アイコン北海道のニュースHokkaido News

「ここまでの食害は過去にない」シカに食い荒らされたリンゴの木が無残な姿に…実がつかないため伐採も 果樹園農家の被害が深刻化 北海道増毛町

2024年04月16日(火) 18時56分 更新

 エゾシカによる食害が深刻です。
北海道留萌市の隣り、増毛町の果樹園では、特産のリンゴの木などが食い荒らされ、無残な姿となっていて、農家が頭を悩ませています。

ヤマセン仙北果樹園 仙北清孝さん
「これがだいたい20年近くたっています。これがシカの食べた跡」

 北海道増毛町で果樹園を営む仙北清孝さんです。
仙北さんは4月、果樹園のリンゴの木の伐採を余儀なくされました。シカによる食害のためです。

谷本洋記者
「伐採されたリンゴの木です。シカの歯の跡が無数に付いていて、ささくれだっているのが分かります。そして全面が食べられているのが良く分かります。ほとんど皮が残っていません」

 仙北さんの果樹園では、栽培しているリンゴの3割ほどが被害にあいました。

ヤマセン仙北果樹園 仙北清孝さん
「360度(樹皮を)剥がされると上が枯れてしまう。これまでないですね。増毛の果樹園の歴史のなかで初めて」

 他のフルーツの木もよく見てみると、花が咲く芽が食べられています。こうした木は、ほとんど実をつけないということです。
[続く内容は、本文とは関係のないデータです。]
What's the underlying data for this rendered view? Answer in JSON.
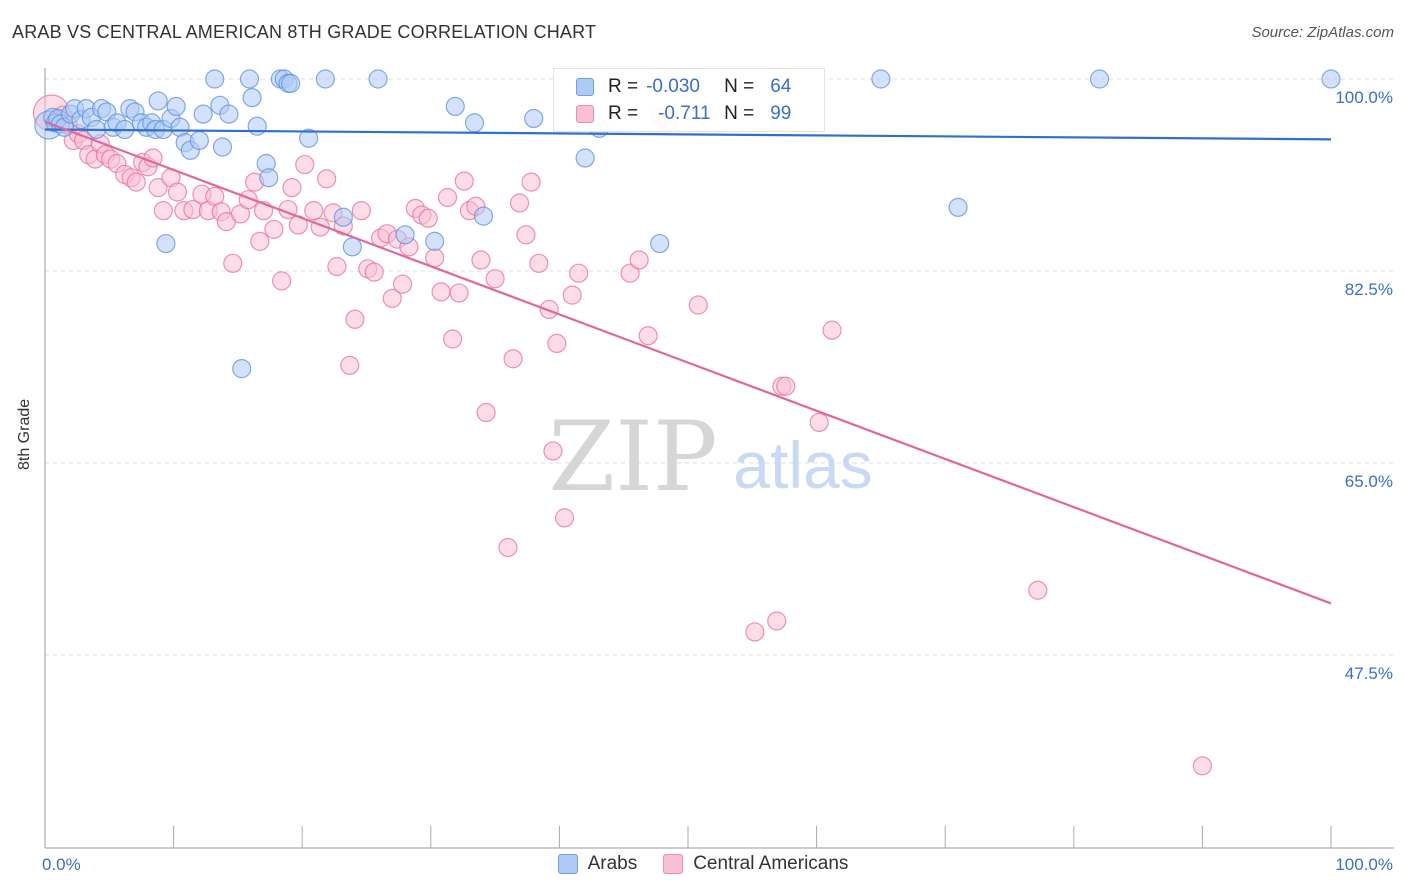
{
  "title": "ARAB VS CENTRAL AMERICAN 8TH GRADE CORRELATION CHART",
  "source": "Source: ZipAtlas.com",
  "watermark": {
    "zip": "ZIP",
    "atlas": "atlas"
  },
  "stats": {
    "r_label": "R =",
    "n_label": "N =",
    "rows": [
      {
        "r": "-0.030",
        "n": "64",
        "fill": "#aecbf5",
        "stroke": "#6f9ee6"
      },
      {
        "r": "-0.711",
        "n": "99",
        "fill": "#f9bfd2",
        "stroke": "#ee8db0"
      }
    ]
  },
  "legend": [
    {
      "label": "Arabs",
      "fill": "#aecbf5",
      "stroke": "#6f9ee6"
    },
    {
      "label": "Central Americans",
      "fill": "#f9bfd2",
      "stroke": "#ee8db0"
    }
  ],
  "chart_data": {
    "type": "scatter",
    "title": "ARAB VS CENTRAL AMERICAN 8TH GRADE CORRELATION CHART",
    "xlabel": "",
    "ylabel": "8th Grade",
    "xlim": [
      0,
      105
    ],
    "ylim": [
      28,
      101
    ],
    "x_tick_labels": [
      {
        "value": 0,
        "label": "0.0%"
      },
      {
        "value": 100,
        "label": "100.0%"
      }
    ],
    "y_ticks": [
      {
        "value": 100,
        "label": "100.0%"
      },
      {
        "value": 82.5,
        "label": "82.5%"
      },
      {
        "value": 65,
        "label": "65.0%"
      },
      {
        "value": 47.5,
        "label": "47.5%"
      }
    ],
    "x_minor_ticks": [
      10,
      20,
      30,
      40,
      50,
      60,
      70,
      80,
      90,
      100
    ],
    "grid": true,
    "series": [
      {
        "name": "Arabs",
        "color": "#5b8fdf",
        "fill": "#aecbf5",
        "trend": {
          "x0": 0,
          "y0": 95.4,
          "x1": 100,
          "y1": 94.5,
          "color": "#2f6fcf"
        },
        "points": [
          [
            0.3,
            95.8
          ],
          [
            0.6,
            96.5
          ],
          [
            0.8,
            96.0
          ],
          [
            1.0,
            96.4
          ],
          [
            1.2,
            95.9
          ],
          [
            1.5,
            95.6
          ],
          [
            2.0,
            96.8
          ],
          [
            2.3,
            97.3
          ],
          [
            2.8,
            96.3
          ],
          [
            3.2,
            97.3
          ],
          [
            3.6,
            96.5
          ],
          [
            4.0,
            95.4
          ],
          [
            4.4,
            97.3
          ],
          [
            4.8,
            97.0
          ],
          [
            5.3,
            95.6
          ],
          [
            5.6,
            96.0
          ],
          [
            6.2,
            95.4
          ],
          [
            6.6,
            97.3
          ],
          [
            7.0,
            97.0
          ],
          [
            7.5,
            96.0
          ],
          [
            7.9,
            95.6
          ],
          [
            8.3,
            96.0
          ],
          [
            8.6,
            95.4
          ],
          [
            8.8,
            98.0
          ],
          [
            9.2,
            95.4
          ],
          [
            9.4,
            85.0
          ],
          [
            9.8,
            96.4
          ],
          [
            10.2,
            97.5
          ],
          [
            10.5,
            95.6
          ],
          [
            10.9,
            94.2
          ],
          [
            11.3,
            93.5
          ],
          [
            12.0,
            94.4
          ],
          [
            12.3,
            96.8
          ],
          [
            13.2,
            100.0
          ],
          [
            13.6,
            97.6
          ],
          [
            13.8,
            93.8
          ],
          [
            14.3,
            96.8
          ],
          [
            15.3,
            73.6
          ],
          [
            15.9,
            100.0
          ],
          [
            16.1,
            98.3
          ],
          [
            16.5,
            95.7
          ],
          [
            17.2,
            92.3
          ],
          [
            17.4,
            91.0
          ],
          [
            18.3,
            100.0
          ],
          [
            18.6,
            100.0
          ],
          [
            18.9,
            99.6
          ],
          [
            19.1,
            99.6
          ],
          [
            20.5,
            94.6
          ],
          [
            21.8,
            100.0
          ],
          [
            23.2,
            87.4
          ],
          [
            23.9,
            84.7
          ],
          [
            25.9,
            100.0
          ],
          [
            28.0,
            85.8
          ],
          [
            30.3,
            85.2
          ],
          [
            31.9,
            97.5
          ],
          [
            33.4,
            96.0
          ],
          [
            34.1,
            87.5
          ],
          [
            38.0,
            96.4
          ],
          [
            42.0,
            92.8
          ],
          [
            43.1,
            95.5
          ],
          [
            47.8,
            85.0
          ],
          [
            65.0,
            100.0
          ],
          [
            71.0,
            88.3
          ],
          [
            82.0,
            100.0
          ],
          [
            100.0,
            100.0
          ]
        ]
      },
      {
        "name": "Central Americans",
        "color": "#ec6f9a",
        "fill": "#f9bfd2",
        "trend": {
          "x0": 0,
          "y0": 96.1,
          "x1": 100,
          "y1": 52.2,
          "color": "#e3669a"
        },
        "points": [
          [
            0.5,
            96.9
          ],
          [
            1.0,
            96.3
          ],
          [
            1.4,
            96.7
          ],
          [
            1.8,
            95.8
          ],
          [
            2.2,
            94.4
          ],
          [
            2.6,
            95.0
          ],
          [
            3.0,
            94.4
          ],
          [
            3.4,
            93.1
          ],
          [
            3.9,
            92.7
          ],
          [
            4.3,
            94.1
          ],
          [
            4.7,
            93.1
          ],
          [
            5.1,
            92.7
          ],
          [
            5.6,
            92.3
          ],
          [
            6.2,
            91.3
          ],
          [
            6.7,
            91.0
          ],
          [
            7.1,
            90.6
          ],
          [
            7.6,
            92.4
          ],
          [
            8.0,
            92.0
          ],
          [
            8.4,
            92.8
          ],
          [
            8.8,
            90.1
          ],
          [
            9.2,
            88.0
          ],
          [
            9.8,
            91.0
          ],
          [
            10.3,
            89.7
          ],
          [
            10.8,
            88.0
          ],
          [
            11.5,
            88.1
          ],
          [
            12.2,
            89.5
          ],
          [
            12.7,
            88.0
          ],
          [
            13.2,
            89.3
          ],
          [
            13.7,
            87.9
          ],
          [
            14.1,
            87.0
          ],
          [
            14.6,
            83.2
          ],
          [
            15.2,
            87.7
          ],
          [
            15.8,
            89.0
          ],
          [
            16.3,
            90.6
          ],
          [
            16.7,
            85.2
          ],
          [
            17.0,
            88.0
          ],
          [
            17.8,
            86.3
          ],
          [
            18.4,
            81.6
          ],
          [
            18.9,
            88.1
          ],
          [
            19.2,
            90.1
          ],
          [
            19.7,
            86.7
          ],
          [
            20.2,
            92.2
          ],
          [
            20.9,
            88.0
          ],
          [
            21.4,
            86.5
          ],
          [
            21.9,
            90.9
          ],
          [
            22.4,
            87.8
          ],
          [
            22.7,
            82.9
          ],
          [
            23.2,
            86.6
          ],
          [
            23.7,
            73.9
          ],
          [
            24.1,
            78.1
          ],
          [
            24.6,
            88.0
          ],
          [
            25.1,
            82.7
          ],
          [
            25.6,
            82.4
          ],
          [
            26.1,
            85.5
          ],
          [
            26.6,
            85.9
          ],
          [
            27.0,
            80.0
          ],
          [
            27.4,
            85.4
          ],
          [
            27.8,
            81.3
          ],
          [
            28.3,
            84.7
          ],
          [
            28.8,
            88.2
          ],
          [
            29.3,
            87.6
          ],
          [
            29.8,
            87.3
          ],
          [
            30.3,
            83.7
          ],
          [
            30.8,
            80.6
          ],
          [
            31.3,
            89.2
          ],
          [
            31.7,
            76.3
          ],
          [
            32.2,
            80.5
          ],
          [
            32.6,
            90.7
          ],
          [
            33.0,
            88.0
          ],
          [
            33.5,
            88.4
          ],
          [
            33.9,
            83.5
          ],
          [
            34.3,
            69.6
          ],
          [
            35.0,
            81.8
          ],
          [
            36.0,
            57.3
          ],
          [
            36.4,
            74.5
          ],
          [
            36.9,
            88.7
          ],
          [
            37.4,
            85.8
          ],
          [
            37.8,
            90.6
          ],
          [
            38.4,
            83.2
          ],
          [
            39.2,
            79.0
          ],
          [
            39.5,
            66.1
          ],
          [
            39.8,
            75.9
          ],
          [
            40.4,
            60.0
          ],
          [
            41.0,
            80.3
          ],
          [
            41.5,
            82.3
          ],
          [
            45.5,
            82.3
          ],
          [
            46.2,
            83.5
          ],
          [
            46.9,
            76.6
          ],
          [
            48.4,
            96.1
          ],
          [
            50.8,
            79.4
          ],
          [
            55.2,
            49.6
          ],
          [
            57.3,
            72.0
          ],
          [
            57.6,
            72.0
          ],
          [
            60.2,
            68.7
          ],
          [
            61.2,
            77.1
          ],
          [
            77.2,
            53.4
          ],
          [
            90.0,
            37.4
          ],
          [
            47.9,
            96.5
          ],
          [
            56.9,
            50.6
          ]
        ]
      }
    ]
  }
}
 近くの果樹園を経営する兜謙悟さんも被害を受けました。 
 
増毛町で果樹園を経営 兜謙悟さん
「伐採はしかたがない。またリンゴ植える。リンゴ植えて(シカ対策の)網を張ろうと思って。これ毛あるでしょ、シカの毛」

 なぜ、ことしはシカによる食害が急増しているのか?

 増毛町などによりますと、シカの餌となるササが去年、一斉に枯れるなどして山で不足しているということです。

 また、昨シーズンの留萌地方の大雪の影響で、近くの川が雪に覆われたことでシカが渡れるようになり、エサを求めて果樹園にやって来たとみられるということです。

 無残な姿に変わり果てたリンゴの木。植え替えて、再び収穫できるようになるまで10年近くの時間が必要です。


 北海道内のエゾシカによる過去5年の農作物の被害額です。その額は、毎年増えていて、2022年度はおよそ48億4600万円にのぼっています。



 そして、野生動物別で見てみますと、2022年度は全体の被害額が58億8700万円で、エゾシカによる被害額(48億4600万円)は全体の8割を占めています。



 増毛町は果樹園農家からの要望を受けて、雪に埋もれない十分な高さのネットの柵など、シカによる食害対策を進める考えです。